If you want a solution that marries language models with ranking and relevance fine-tuning tools for more advanced search, Trieve is a top contender. This full-stack infrastructure is designed for building search, recommendations and RAG experiences. It includes private managed embedding models, SPLADE full-text neural search, semantic vector search and hybrid search. Trieve also supports merchandising relevance tuning, which makes it a good fit for use cases that need more search sophistication like date recency biasing and semantic search. It offers a variety of pricing tiers, including a free tier for noncommercial use.
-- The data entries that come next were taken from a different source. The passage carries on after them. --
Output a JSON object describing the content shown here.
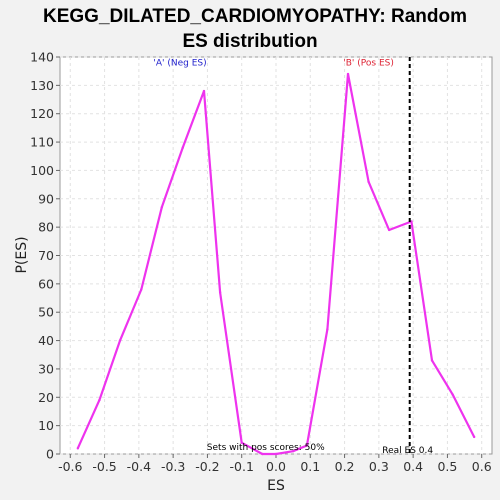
{
  "chart_data": {
    "type": "line",
    "title_lines": [
      "KEGG_DILATED_CARDIOMYOPATHY: Random",
      "ES distribution"
    ],
    "xlabel": "ES",
    "ylabel": "P(ES)",
    "xlim": [
      -0.63,
      0.63
    ],
    "ylim": [
      0,
      140
    ],
    "xticks": [
      -0.6,
      -0.5,
      -0.4,
      -0.3,
      -0.2,
      -0.1,
      0.0,
      0.1,
      0.2,
      0.3,
      0.4,
      0.5,
      0.6
    ],
    "xtick_labels": [
      "-0.6",
      "-0.5",
      "-0.4",
      "-0.3",
      "-0.2",
      "-0.1",
      "0.0",
      "0.1",
      "0.2",
      "0.3",
      "0.4",
      "0.5",
      "0.6"
    ],
    "yticks": [
      0,
      10,
      20,
      30,
      40,
      50,
      60,
      70,
      80,
      90,
      100,
      110,
      120,
      130,
      140
    ],
    "grid": true,
    "series": [
      {
        "color": "#ee33ee",
        "x": [
          -0.578,
          -0.515,
          -0.455,
          -0.393,
          -0.333,
          -0.272,
          -0.21,
          -0.163,
          -0.1,
          -0.04,
          0.0,
          0.05,
          0.09,
          0.15,
          0.21,
          0.27,
          0.33,
          0.395,
          0.455,
          0.515,
          0.578
        ],
        "y": [
          2,
          19,
          40,
          58,
          87,
          108,
          128,
          57,
          4,
          0,
          0,
          1,
          3,
          44,
          134,
          96,
          79,
          82,
          33,
          21,
          6
        ]
      }
    ],
    "real_es": {
      "x": 0.39,
      "color": "#000000",
      "label": "Real ES 0.4"
    },
    "annotations": [
      {
        "text": "'A' (Neg ES)",
        "x": -0.28,
        "y": 137,
        "color": "#2222cc"
      },
      {
        "text": "'B' (Pos ES)",
        "x": 0.27,
        "y": 137,
        "color": "#dd2233"
      },
      {
        "text": "Sets with pos scores: 50%",
        "x": -0.03,
        "y": 1.4,
        "color": "#000000"
      }
    ]
  }
}
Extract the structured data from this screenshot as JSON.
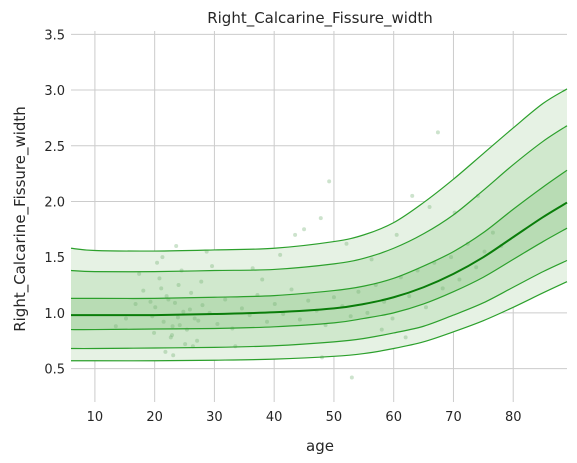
{
  "chart_data": {
    "type": "line",
    "title": "Right_Calcarine_Fissure_width",
    "xlabel": "age",
    "ylabel": "Right_Calcarine_Fissure_width",
    "xlim": [
      6,
      89
    ],
    "ylim": [
      0.2,
      3.53
    ],
    "xticks": [
      10,
      20,
      30,
      40,
      50,
      60,
      70,
      80
    ],
    "yticks": [
      0.5,
      1.0,
      1.5,
      2.0,
      2.5,
      3.0
    ],
    "grid": true,
    "colors": {
      "line": "#2ca02c",
      "median": "#0a7d0a",
      "band_outer": "#e6f2e4",
      "band_mid": "#d0e8cd",
      "band_inner": "#b8dcb4",
      "points": "#6fb06f"
    },
    "x": [
      6,
      10,
      20,
      30,
      40,
      50,
      55,
      60,
      65,
      70,
      75,
      80,
      85,
      89
    ],
    "series": [
      {
        "values": [
          0.57,
          0.57,
          0.57,
          0.575,
          0.585,
          0.61,
          0.635,
          0.68,
          0.74,
          0.83,
          0.93,
          1.05,
          1.18,
          1.28
        ]
      },
      {
        "values": [
          0.68,
          0.68,
          0.685,
          0.69,
          0.705,
          0.74,
          0.77,
          0.82,
          0.88,
          0.98,
          1.09,
          1.23,
          1.37,
          1.47
        ]
      },
      {
        "values": [
          0.85,
          0.85,
          0.855,
          0.86,
          0.875,
          0.91,
          0.95,
          1.0,
          1.08,
          1.19,
          1.32,
          1.48,
          1.64,
          1.76
        ]
      },
      {
        "values": [
          0.98,
          0.98,
          0.98,
          0.99,
          1.005,
          1.04,
          1.08,
          1.14,
          1.23,
          1.35,
          1.5,
          1.68,
          1.86,
          1.99
        ]
      },
      {
        "values": [
          1.13,
          1.13,
          1.13,
          1.14,
          1.155,
          1.2,
          1.24,
          1.31,
          1.42,
          1.55,
          1.72,
          1.93,
          2.13,
          2.28
        ]
      },
      {
        "values": [
          1.38,
          1.37,
          1.37,
          1.38,
          1.39,
          1.44,
          1.49,
          1.58,
          1.71,
          1.88,
          2.1,
          2.33,
          2.54,
          2.68
        ]
      },
      {
        "values": [
          1.58,
          1.56,
          1.555,
          1.565,
          1.58,
          1.64,
          1.7,
          1.81,
          1.99,
          2.2,
          2.43,
          2.66,
          2.88,
          3.01
        ]
      }
    ],
    "scatter": {
      "x": [
        20.1,
        21.5,
        22.3,
        23.0,
        19.6,
        24.8,
        25.4,
        26.1,
        27.3,
        28.0,
        22.7,
        21.1,
        23.9,
        20.8,
        24.2,
        25.9,
        22.0,
        19.9,
        23.4,
        26.7,
        29.2,
        30.5,
        31.8,
        33.0,
        34.6,
        35.9,
        37.2,
        38.8,
        40.1,
        41.5,
        42.9,
        44.3,
        45.7,
        47.1,
        48.6,
        50.0,
        51.4,
        52.8,
        54.1,
        55.6,
        57.0,
        58.4,
        59.8,
        61.2,
        62.6,
        64.0,
        65.4,
        66.8,
        68.2,
        69.6,
        71.0,
        72.4,
        73.8,
        75.2,
        76.6,
        78.0,
        15.2,
        16.8,
        18.1,
        13.5,
        17.4,
        28.7,
        29.6,
        21.8,
        23.6,
        25.1,
        27.8,
        20.4,
        22.9,
        24.5,
        26.4,
        21.3,
        23.1,
        24.0,
        27.1,
        19.3,
        43.5,
        47.8,
        49.2,
        52.1,
        56.3,
        60.5,
        63.1,
        67.4,
        70.2,
        74.1,
        48.0,
        53.0,
        58.0,
        38.0,
        33.5,
        36.4,
        41.0,
        45.0,
        62.0,
        66.0
      ],
      "y": [
        1.05,
        0.92,
        1.12,
        0.88,
        0.97,
        1.01,
        0.85,
        1.18,
        0.93,
        1.07,
        0.78,
        1.22,
        0.96,
        1.31,
        0.89,
        1.03,
        1.15,
        0.82,
        1.09,
        0.95,
        1.0,
        0.9,
        1.12,
        0.86,
        1.04,
        0.98,
        1.16,
        0.92,
        1.08,
        0.99,
        1.21,
        0.94,
        1.11,
        1.02,
        0.89,
        1.14,
        1.06,
        0.97,
        1.19,
        1.0,
        1.25,
        1.1,
        0.95,
        1.32,
        1.15,
        1.38,
        1.05,
        1.45,
        1.22,
        1.5,
        1.3,
        1.62,
        1.41,
        1.55,
        1.72,
        1.6,
        0.95,
        1.08,
        1.2,
        0.88,
        1.35,
        1.55,
        1.42,
        0.65,
        1.6,
        0.72,
        1.28,
        1.45,
        0.8,
        1.38,
        0.7,
        1.5,
        0.62,
        1.25,
        0.75,
        1.1,
        1.7,
        1.85,
        2.18,
        1.62,
        1.48,
        1.7,
        2.05,
        2.62,
        1.9,
        2.05,
        0.6,
        0.42,
        0.85,
        1.3,
        0.7,
        1.4,
        1.52,
        1.75,
        0.78,
        1.95
      ]
    }
  }
}
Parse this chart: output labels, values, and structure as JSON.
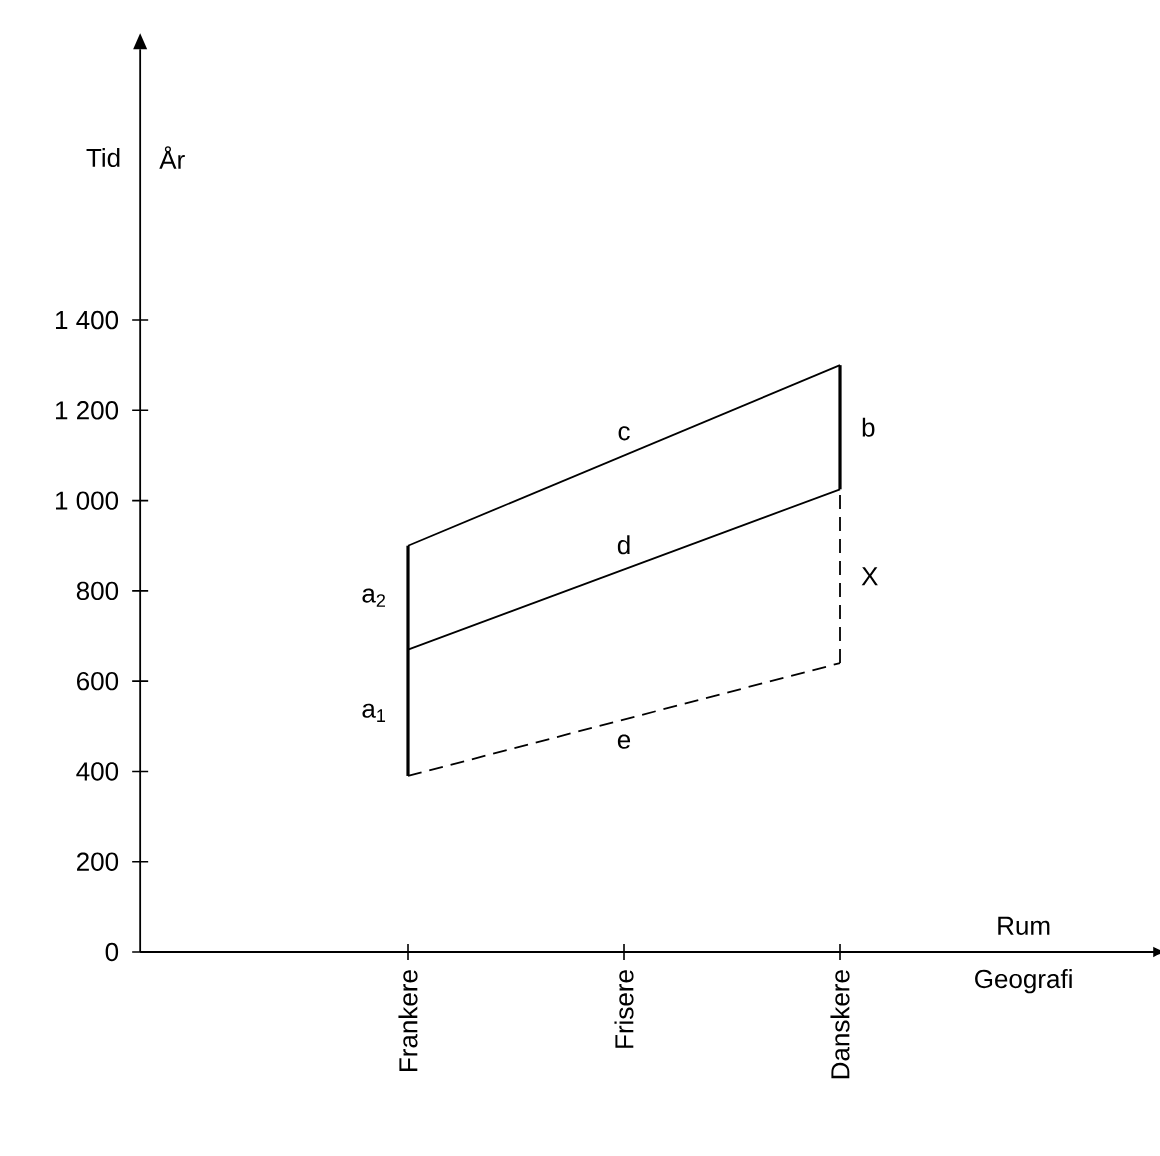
{
  "chart_data": {
    "type": "line",
    "ylabel": "Tid",
    "xlabel": "Rum",
    "annotations": [
      "År",
      "Geografi",
      {
        "text": "a$_{1}$",
        "x": "Frankere",
        "y": 530
      },
      {
        "text": "a$_{2}$",
        "x": "Frankere",
        "y": 785
      }
    ],
    "categories": [
      "Frankere",
      "Frisere",
      "Danskere"
    ],
    "ylim": [
      0,
      2000
    ],
    "yticks": [
      0,
      200,
      400,
      600,
      800,
      {
        "value": 1000,
        "label": "1 000"
      },
      {
        "value": 1200,
        "label": "1 200"
      },
      {
        "value": 1400,
        "label": "1 400"
      }
    ],
    "marker": "none",
    "line_style": "solid",
    "series": [
      {
        "name": "c",
        "color": "#000000",
        "x": [
          "Frankere",
          "Danskere"
        ],
        "values": [
          900,
          1300
        ]
      },
      {
        "name": "d",
        "color": "#000000",
        "x": [
          "Frankere",
          "Danskere"
        ],
        "values": [
          670,
          1025
        ]
      },
      {
        "name": "e",
        "color": "#000000",
        "x": [
          "Frankere",
          "Danskere"
        ],
        "values": [
          390,
          640
        ],
        "line_style": "dashed"
      },
      {
        "color": "#000000",
        "x": [
          "Frankere",
          "Frankere",
          "Frankere"
        ],
        "values": [
          390,
          670,
          900
        ]
      },
      {
        "name": "b",
        "color": "#000000",
        "x": [
          "Danskere",
          "Danskere"
        ],
        "values": [
          1025,
          1300
        ]
      },
      {
        "name": "X",
        "color": "#000000",
        "x": [
          "Danskere",
          "Danskere"
        ],
        "values": [
          640,
          1025
        ],
        "line_style": "dashed"
      }
    ]
  }
}
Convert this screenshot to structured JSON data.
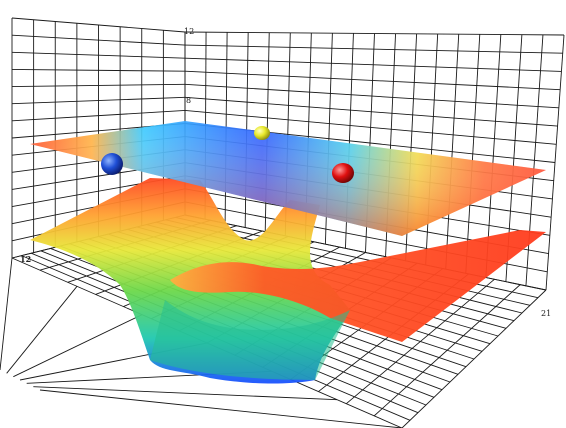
{
  "chart_data": {
    "type": "surface",
    "title": "",
    "xlabel": "",
    "ylabel": "",
    "zlabel": "",
    "grid": true,
    "legend": "none",
    "tick_labels": {
      "z_top": "12",
      "z_mid": "8",
      "left": "12",
      "right": "21"
    },
    "upper_surface": {
      "description_level": 8,
      "colormap": [
        "#1a3cff",
        "#00c8ff",
        "#3cdc64",
        "#f0f01e",
        "#ff8c1e",
        "#ff3c1e"
      ],
      "min_color": "#1a3cff",
      "max_color": "#ff3c1e"
    },
    "lower_surface": {
      "colormap": [
        "#1a3cff",
        "#00c8ff",
        "#3cdc64",
        "#f0f01e",
        "#ff8c1e",
        "#ff3c1e"
      ]
    },
    "markers": [
      {
        "name": "",
        "color": "#1f4fd6"
      },
      {
        "name": "",
        "color": "#e8e82a"
      },
      {
        "name": "",
        "color": "#e01010"
      }
    ]
  }
}
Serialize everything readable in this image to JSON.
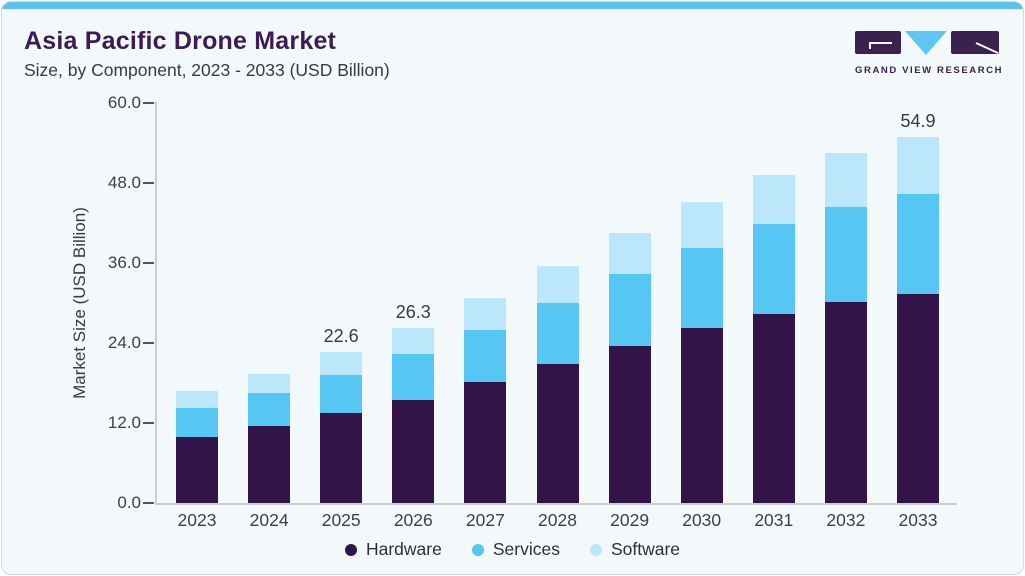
{
  "header": {
    "title": "Asia Pacific Drone Market",
    "subtitle": "Size, by Component, 2023 - 2033 (USD Billion)"
  },
  "brand": {
    "name": "GRAND VIEW RESEARCH",
    "logo_purple": "#3a2150",
    "logo_blue": "#5ec7f0"
  },
  "theme": {
    "accent_strip": "#59c3ef",
    "card_background": "#f3f8fb",
    "title_color": "#3d1c56",
    "text_color": "#3a3a42",
    "axis_line_color": "#c9ced4",
    "tick_color": "#55555e"
  },
  "chart_data": {
    "type": "bar",
    "stacked": true,
    "title": "Asia Pacific Drone Market",
    "subtitle": "Size, by Component, 2023 - 2033 (USD Billion)",
    "xlabel": "",
    "ylabel": "Market Size (USD Billion)",
    "ylim": [
      0,
      60
    ],
    "yticks": [
      0,
      12,
      24,
      36,
      48,
      60
    ],
    "ytick_labels": [
      "0.0",
      "12.0",
      "24.0",
      "36.0",
      "48.0",
      "60.0"
    ],
    "grid": false,
    "legend_position": "bottom",
    "categories": [
      "2023",
      "2024",
      "2025",
      "2026",
      "2027",
      "2028",
      "2029",
      "2030",
      "2031",
      "2032",
      "2033"
    ],
    "series": [
      {
        "name": "Hardware",
        "color": "#321448",
        "values": [
          9.9,
          11.5,
          13.5,
          15.5,
          18.1,
          20.9,
          23.6,
          26.3,
          28.3,
          30.1,
          31.3
        ]
      },
      {
        "name": "Services",
        "color": "#56c7f2",
        "values": [
          4.3,
          5.0,
          5.7,
          6.9,
          7.8,
          9.1,
          10.7,
          12.0,
          13.5,
          14.3,
          15.1
        ]
      },
      {
        "name": "Software",
        "color": "#bce7fa",
        "values": [
          2.6,
          2.8,
          3.4,
          3.9,
          4.9,
          5.5,
          6.2,
          6.9,
          7.4,
          8.1,
          8.5
        ]
      }
    ],
    "totals": [
      16.8,
      19.3,
      22.6,
      26.3,
      30.8,
      35.5,
      40.5,
      45.2,
      49.2,
      52.5,
      54.9
    ],
    "value_labels": [
      "",
      "",
      "22.6",
      "26.3",
      "",
      "",
      "",
      "",
      "",
      "",
      "54.9"
    ]
  }
}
Another contender is Abacus.AI, a platform that lets developers create and run applied AI agents and systems at large scale. It includes tools for fine tuning large language models, creating end-to-end RAG systems and combining multiple data sources. Abacus.AI offers predictive and analytical abilities, such as forecasting, anomaly detection and personalization, so it's good for automating complex workflows and optimizing business operations.
Ayfie also offers a comprehensive Retrieval Augmented Generation (RAG) solution that integrates with existing systems and a broad range of data sources. It offers real-time insights and richer data understanding through answers that are accurate. Ayfie offers flexible deployment options and advanced security features, including granular access control and preservation of document hierarchy and relationships.
Last, Algolia offers a powerful AI-powered search infrastructure for enterprises and developers. It combines keyword search with vector understanding and dynamic re-ranking based on user behavior and trends. Algolia's flexible pricing and abundant documentation make it a good fit for many industries and use cases, from enterprise search to mobile and app search. The platform offers fast, scalable and easy-to-use search experiences.